If you don't use salts, the hacker can simply type them into Google and likely find it. MD5 encrypt your password, then Google the result, and you'll see what I mean.
If you've chosen a sufficiently complex password, then it probably won't be on Google, but it will still be in pre-computed tables called "rainbow tables" (the full tables would take too much space, so the "rainbow" technique is used to compress them).
If no tables are being used, then it doesn't matter if the password is salted or not. Of course, tables are always used, so yes, you should salt the passwords.
A desktop machine, with a gaming card (which can also be used to accelerate password cracking), and calculate a billion hashes/second. How fast this cracks your password depends. It can calculate all combinations for short passwords within a few minutes. But the, the problem is exponential, so that it cannot calculate all possible combinations for long passwords, even if you used a billion computers over a billion years.
Instead, what hacker do is a "mutated dictionary" crack. They start with a list of well-known words.

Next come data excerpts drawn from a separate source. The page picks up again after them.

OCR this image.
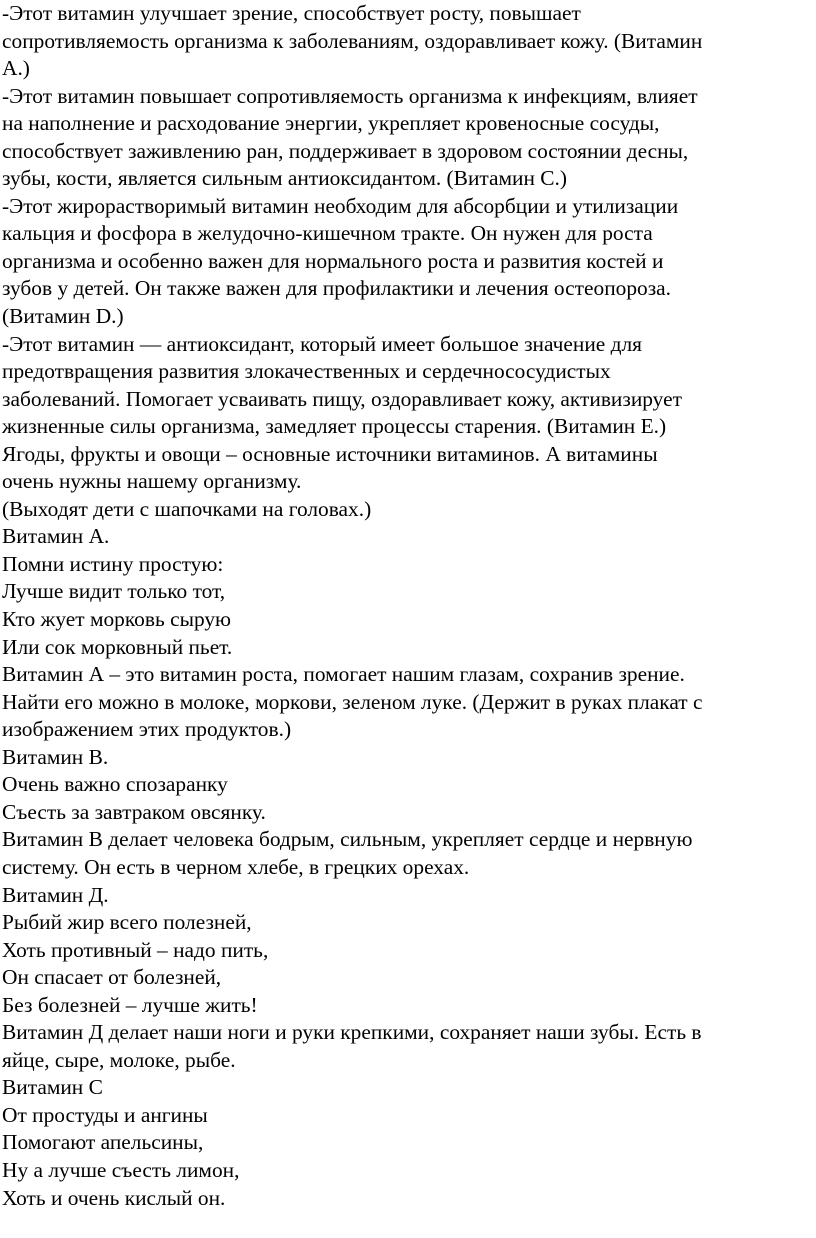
-Этот витамин улучшает зрение, способствует росту, повышает
сопротивляемость организма к заболеваниям, оздоравливает кожу. (Витамин
А.)
-Этот витамин повышает сопротивляемость организма к инфекциям, влияет
на наполнение и расходование энергии, укрепляет кровеносные сосуды,
способствует заживлению ран, поддерживает в здоровом состоянии десны,
зубы, кости, является сильным антиоксидантом. (Витамин С.)
-Этот жирорастворимый витамин необходим для абсорбции и утилизации
кальция и фосфора в желудочно-кишечном тракте. Он нужен для роста
организма и особенно важен для нормального роста и развития костей и
зубов у детей. Он также важен для профилактики и лечения остеопороза.
(Витамин D.)
-Этот витамин — антиоксидант, который имеет большое значение для
предотвращения развития злокачественных и сердечнососудистых
заболеваний. Помогает усваивать пищу, оздоравливает кожу, активизирует
жизненные силы организма, замедляет процессы старения. (Витамин Е.)
Ягоды, фрукты и овощи – основные источники витаминов. А витамины
очень нужны нашему организму.
(Выходят дети с шапочками на головах.)
Витамин А.
Помни истину простую:
Лучше видит только тот,
Кто жует морковь сырую
Или сок морковный пьет.
Витамин А – это витамин роста, помогает нашим глазам, сохранив зрение.
Найти его можно в молоке, моркови, зеленом луке. (Держит в руках плакат с
изображением этих продуктов.)
Витамин В.
Очень важно спозаранку
Съесть за завтраком овсянку.
Витамин В делает человека бодрым, сильным, укрепляет сердце и нервную
систему. Он есть в черном хлебе, в грецких орехах.
Витамин Д.
Рыбий жир всего полезней,
Хоть противный – надо пить,
Он спасает от болезней,
Без болезней – лучше жить!
Витамин Д делает наши ноги и руки крепкими, сохраняет наши зубы. Есть в
яйце, сыре, молоке, рыбе.
Витамин С
От простуды и ангины
Помогают апельсины,
Ну а лучше съесть лимон,
Хоть и очень кислый он.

It's called a "dictionary", but such lists contain a lot of words that you wouldn't find in a real dictionary, like "ncc1701", the designation for the Star Trek Enterprise. For each word, it does a number of mutations, such as capitalizing some letters, changing some letters to numbers, like "p4ssw0rd", or appending characters, like "password1234". How fast this works depends upon the skill of the hacker choosing just the right dictionary and just the right mutations. This can also change depending upon the hacker's knowledge of you. For example, if you are Hispanic, the hacker will add Spanish words and names to the dictionary.
You can expect that if your password database is stolen, the hacker will be able to crack about half of the salted passwords with a couple day's worth of work.